春の交通安全運動 平成30年(2018年)

「春の全国交通安全運動」期間中の交通事故発生状況が発表されました。おもなデーターをまとめています。 ※データー出典:政府統計(PDF)

発生件数・死傷者数

人身事故発生件数 10,668件
前年比-1,564件
負傷者数 12,961人
前年比-2,076人
死者数 84人
前年比+10人

死者数は過去5年間で2番目に少ない。
平成でもっとも多かった平成4年(296人)に比べ、212人少ない。

おもな発生状況

  • 交通事故死ゼロを目指す日(4月10日)の死者数は12人。
  • もっとも死者数が多かった日は、13日(金)で15人。
  • 死者数のうち、65歳以上の高齢者は46人(54.8%)
  • 飲酒運転による事故件数は49件(死者は2人)。
  • 死者数が多かったのは、福岡県(7人)、愛知県・埼玉県(各6人)、新潟県・千葉県・静岡県・三重県(各4人)。
  • 死者数が0人の都道府県は、岩手県、秋田県、山梨県、長野県、富山県、岐阜県、奈良県、鳥取県、高知県、大分県。

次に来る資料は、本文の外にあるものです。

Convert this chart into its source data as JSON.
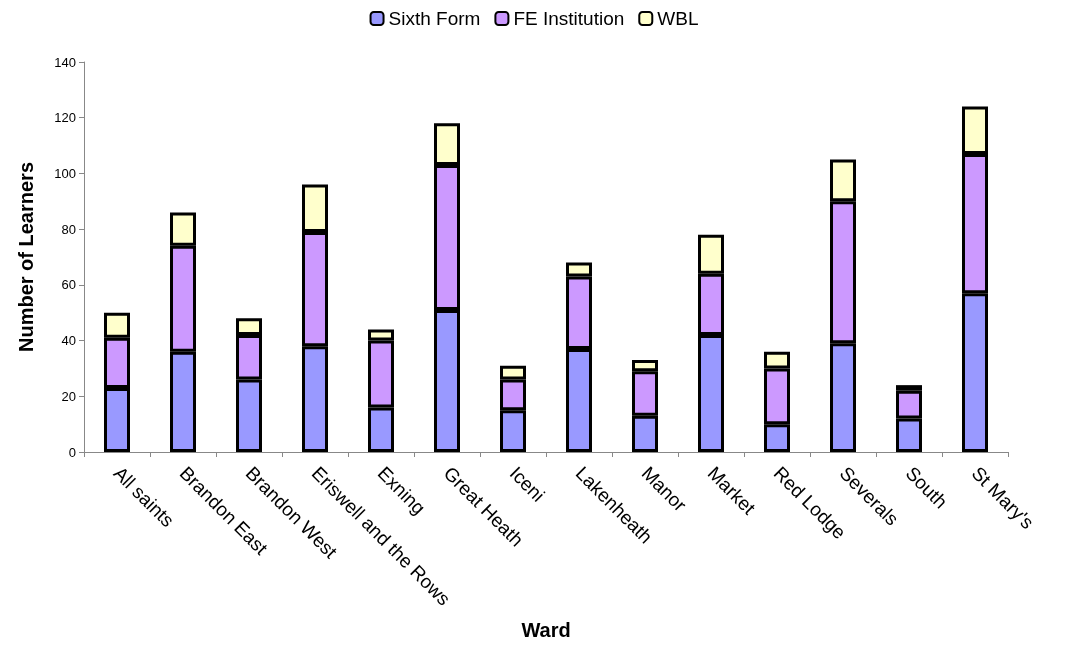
{
  "chart_data": {
    "type": "bar",
    "stacked": true,
    "xlabel": "Ward",
    "ylabel": "Number of Learners",
    "categories": [
      "All saints",
      "Brandon East",
      "Brandon West",
      "Eriswell and the Rows",
      "Exning",
      "Great Heath",
      "Iceni",
      "Lakenheath",
      "Manor",
      "Market",
      "Red Lodge",
      "Severals",
      "South",
      "St Mary's"
    ],
    "series": [
      {
        "name": "Sixth Form",
        "color": "#9999ff",
        "values": [
          23,
          36,
          26,
          38,
          16,
          51,
          15,
          37,
          13,
          42,
          10,
          39,
          12,
          57
        ]
      },
      {
        "name": "FE Institution",
        "color": "#cc99ff",
        "values": [
          18,
          38,
          16,
          41,
          24,
          52,
          11,
          26,
          16,
          22,
          20,
          51,
          10,
          50
        ]
      },
      {
        "name": "WBL",
        "color": "#ffffcc",
        "values": [
          9,
          12,
          6,
          17,
          4,
          15,
          5,
          5,
          4,
          14,
          6,
          15,
          2,
          17
        ]
      }
    ],
    "ylim": [
      0,
      140
    ],
    "yticks": [
      0,
      20,
      40,
      60,
      80,
      100,
      120,
      140
    ],
    "grid": false,
    "legend": "top"
  }
}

ゴールデンウィーク中の交通事故対策をまとめています。>>

「春の全国交通安全運動」は、4月6日(金)から15日(日)までの10日間です。

小学校に入学する児童や自転車で通学する生徒が増える季節です。また自動車やバイクの運転免許を取得したばかりのドライバーも増加し、事故のリスクが高まる時期です。

春の全国交通安全運動

  • 実施期間:平成30年4月6日(金)~4月15日(日)の10日間
  • 交通事故死ゼロを目指す日:4月10日(火)
  • スローガン:「春風に 一緒にのせよう ゆとりとマナー」

運動の基本方針

  1. 子供と高齢者の安全な通行の確保と高齢運転者の交通事故防止
  2. 自転車の安全利用の推進
  3. 全ての座席のシートベルトとチャイルドシートの正しい着用の徹底
  4. 飲酒運転の根絶

ポスター・リーフレット

内閣府および警察庁が配布しているポスター・リーフレットです。それぞれPDF形式で表示・印刷できます。ご家庭や職場、学校に掲示することで、事故防止が期待できます。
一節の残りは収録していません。